前回までのおさらい
FinOpsは、「経営層」「ファイナンス」「エンジニア」「ビジネス部門」などのステークホルダーが協力し、ユニットエコノミクスを改善。これにより、「収益の増加」「顧客基盤の拡大」「製品や機能のリリーススピードの向上」といったビジネス価値を向上させるためのものです。
そして、FinOpsを進める上での大切なポイントとして、下記3つを挙げることができます。
- FinOpsチームを組成して組織横断でコラボレーションする
- 組織横断での活動にあたり共通言語化する
- ユニットエコノミクスを意思決定に活用する
前回は、このうち1にフォーカスしながら「FinOpsチームが何故必要か」「FinOpsチームは何をすべきか」「FinOpsはどのように推進していくべきか」について紹介しました。今回は、残りの部分である「共通言語化する目的」や「ユニットエコノミクスの重要性」について紹介します。
各ステークホルダーとFinOpsチームが協業するために重要なこと
前回も説明した通り「経営層」「ファイナンス」「エンジニア」「ビジネス部門」などの各ステークホルダーは、異なる目標や意識をもっているだけでなく役割も異なるため、日頃利用している言語は各々異なります。
たとえば、クラウドについて説明をするとき、ファイナンスチームは「使用量」「レート」「コスト」などの言語を用いますが、エンジニアチームは「利用率」「可用性」「信頼性」などの言語を使って説明することが多いのではないでしょうか。どちらも説明としては正しいのですが、お互いがコミュニケーションをとる上では問題が生じてしまいます。また、クラウドプロバイダーによって使用されている用語も異なるため、複数のクラウドプロバイダーを利用している企業であれば問題はさらに複雑化します。
この問題を解消するためには、全員が理解出来るように“共通の定義をもつ言語”を使用する必要があります。その際、可能であれば新しい言語を作るのではなく、「あるチームで既に利用されている言語」を共通言語とする、あるいは「FinOpsの世界で一般的に使われている共通言語」を利用することがお薦めです。

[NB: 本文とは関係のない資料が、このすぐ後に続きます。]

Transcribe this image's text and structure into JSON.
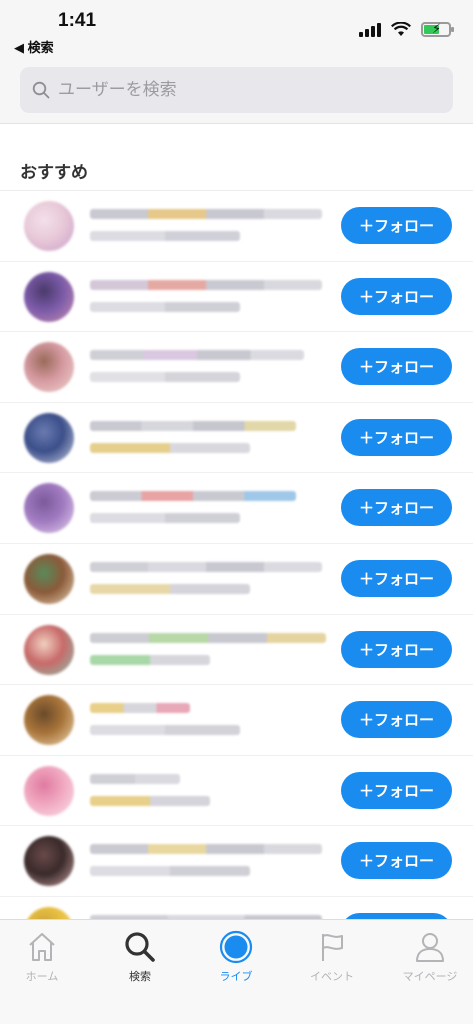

このように共通言語を作成することにより、クラウド特有のテクノロジー用語というものを抽象化し、ビジネス用語に置き換える。これにより、各ステークホルダーが正確な共通理解をもつことができたり、企業幹部向けの報告に使用できる適切なレポートを作成することが可能になったりします。
また、共通言語化することの利点は他にもあります。たとえば、各チームが消費したコストと最適化状況について共通言語で作成されたレポートを使用することで、チーム間のベンチマーク比較ができるようになります。これが社内間での競争意識を高めることにつながり、より良い数値を出すために努力してくれるようになるかもしれません。さらに、コストの最適化が顕著なチームを表彰したり、最適化ができていないチームには、ベストプラクティスなどの情報提供やサポートを行ったりすることで最適化を促進することができます。
なお、社内のベンチマーク比較だけでは限界がありますので、他企業とのベンチマーク比較を行うことで、自社の中でどこに改善領域があるのかを把握出来るため、より一層の全社最適化につなげることも可能です。このとき、ベンチマーク比較する他企業については、クラウド利用額が自社と同程度の企業が望ましいでしょう。というのも、クラウドコストに年間10億円を消費している企業と年間1,000万を消費している企業では、そもそもレートなどが異なる可能性が高く、適切な比較にならないためです。